KHN Morning Briefing

Summaries of health policy coverage from major news organizations

House Republicans’ New Fiscal Cliff Plan Includes Raising Medicare Age

USA Today: GOP Issues 'Fiscal Cliff' Counteroffer 
House Republicans sent a counterproposal to avert the "fiscal cliff" to the White House today outlining a $4.6 trillion deficit reduction proposal without raising tax rates on the wealthiest Americans.

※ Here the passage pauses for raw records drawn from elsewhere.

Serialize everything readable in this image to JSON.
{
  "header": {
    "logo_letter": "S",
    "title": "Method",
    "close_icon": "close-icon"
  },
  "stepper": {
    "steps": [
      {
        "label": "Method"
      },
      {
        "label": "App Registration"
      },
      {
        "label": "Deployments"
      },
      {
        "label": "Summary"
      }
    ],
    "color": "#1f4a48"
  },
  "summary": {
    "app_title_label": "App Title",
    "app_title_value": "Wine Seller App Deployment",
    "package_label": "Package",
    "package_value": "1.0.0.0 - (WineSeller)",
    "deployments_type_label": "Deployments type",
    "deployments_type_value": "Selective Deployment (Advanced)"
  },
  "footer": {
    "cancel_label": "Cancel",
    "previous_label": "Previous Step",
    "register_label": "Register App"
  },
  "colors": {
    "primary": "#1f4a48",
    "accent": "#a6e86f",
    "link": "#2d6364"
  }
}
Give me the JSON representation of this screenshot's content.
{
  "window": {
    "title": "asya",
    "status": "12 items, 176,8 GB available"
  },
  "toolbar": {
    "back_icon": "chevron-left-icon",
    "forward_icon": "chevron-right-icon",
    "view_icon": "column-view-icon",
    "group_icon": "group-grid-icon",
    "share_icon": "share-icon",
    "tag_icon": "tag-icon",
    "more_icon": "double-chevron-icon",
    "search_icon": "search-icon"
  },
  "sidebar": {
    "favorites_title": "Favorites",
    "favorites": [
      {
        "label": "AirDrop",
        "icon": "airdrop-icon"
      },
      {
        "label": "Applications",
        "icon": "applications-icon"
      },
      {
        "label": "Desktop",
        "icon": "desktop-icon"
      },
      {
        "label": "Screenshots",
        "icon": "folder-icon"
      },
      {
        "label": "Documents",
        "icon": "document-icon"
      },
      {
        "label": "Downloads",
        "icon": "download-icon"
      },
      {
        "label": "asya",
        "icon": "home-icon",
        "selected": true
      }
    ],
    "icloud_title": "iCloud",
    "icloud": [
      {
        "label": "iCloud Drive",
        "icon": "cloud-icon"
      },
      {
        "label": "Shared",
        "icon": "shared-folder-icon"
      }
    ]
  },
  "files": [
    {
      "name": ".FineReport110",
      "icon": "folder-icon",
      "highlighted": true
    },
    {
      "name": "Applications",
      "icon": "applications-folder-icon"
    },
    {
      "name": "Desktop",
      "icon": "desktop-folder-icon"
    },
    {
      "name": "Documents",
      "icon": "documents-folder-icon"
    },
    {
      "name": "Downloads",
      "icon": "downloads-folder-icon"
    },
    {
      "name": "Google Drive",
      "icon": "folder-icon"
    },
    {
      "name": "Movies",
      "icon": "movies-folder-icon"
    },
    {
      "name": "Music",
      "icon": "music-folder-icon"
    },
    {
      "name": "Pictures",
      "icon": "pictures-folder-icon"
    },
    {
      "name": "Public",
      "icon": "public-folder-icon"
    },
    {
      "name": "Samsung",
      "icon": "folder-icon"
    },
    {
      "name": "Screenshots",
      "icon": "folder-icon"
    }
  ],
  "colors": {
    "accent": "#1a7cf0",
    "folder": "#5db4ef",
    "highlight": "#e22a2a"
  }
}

The proposal is based on a framework outlined last year by former Clinton White House chief of staff Erskine Bowles, who co-chaired President Obama's debt commission, and included an increase in the eligibility age for Medicare benefits (Davis, 12/3).

Politico: Fiscal Cliff: House GOP Sends Obama Counteroffer 
The proposal, unveiled by senior GOP aides Monday during a briefing in the Capitol, assumes $800 billion in fresh governmental revenue through tax reform, $600 billion in health savings and changes to an inflation formula that determines benefit levels across government programs, including Social Security. ... Republican aides signaled that the party is certain to push to change the Medicare eligibility age and implement means testing for the program — two changes that the president privately endorsed during his 2011 debt limit negotiations with Boehner, but has yet to embrace during the latest round of talks (Sherman and Budoff Brown, 12/3).

The Associated Press: GOP Issues A New 'Fiscal Cliff' Offer To Obama
The proposal from House Speaker John Boehner, R-Ohio, and other Republicans comes in response to Obama's plan last week to raise taxes by $1.6 trillion over the coming decade but largely exempt Medicare and Social Security from budget cuts. ... the president would back $600 billion in spending cuts, including $350 billion from Medicare and other health programs.  (Taylor, 12/3).

Bloomberg: House Republicans Propose $2.2 Trillion Fiscal-Cliff Plan
The proposal, based on an idea floated by former White House chief of staff Erskine Bowles a year ago, would also raise the eligibility age of Medicare recipients, currently 65. That would save $100 billion, according to an excerpt of Bowles’s Nov. 1, 2011, congressional testimony attached to the letter sent to Obama (Rowley, 12/3).

The Wall Street Journal: Negotiators, Cliff Divers Race Each Other
If nothing else, though, the Boehner offer will extend the post-election game of chicken under way in the capital.  ... The broader risk for both sides, though, is the same: Time may be on the side of those who want no deal at all. (Seib, 12/3).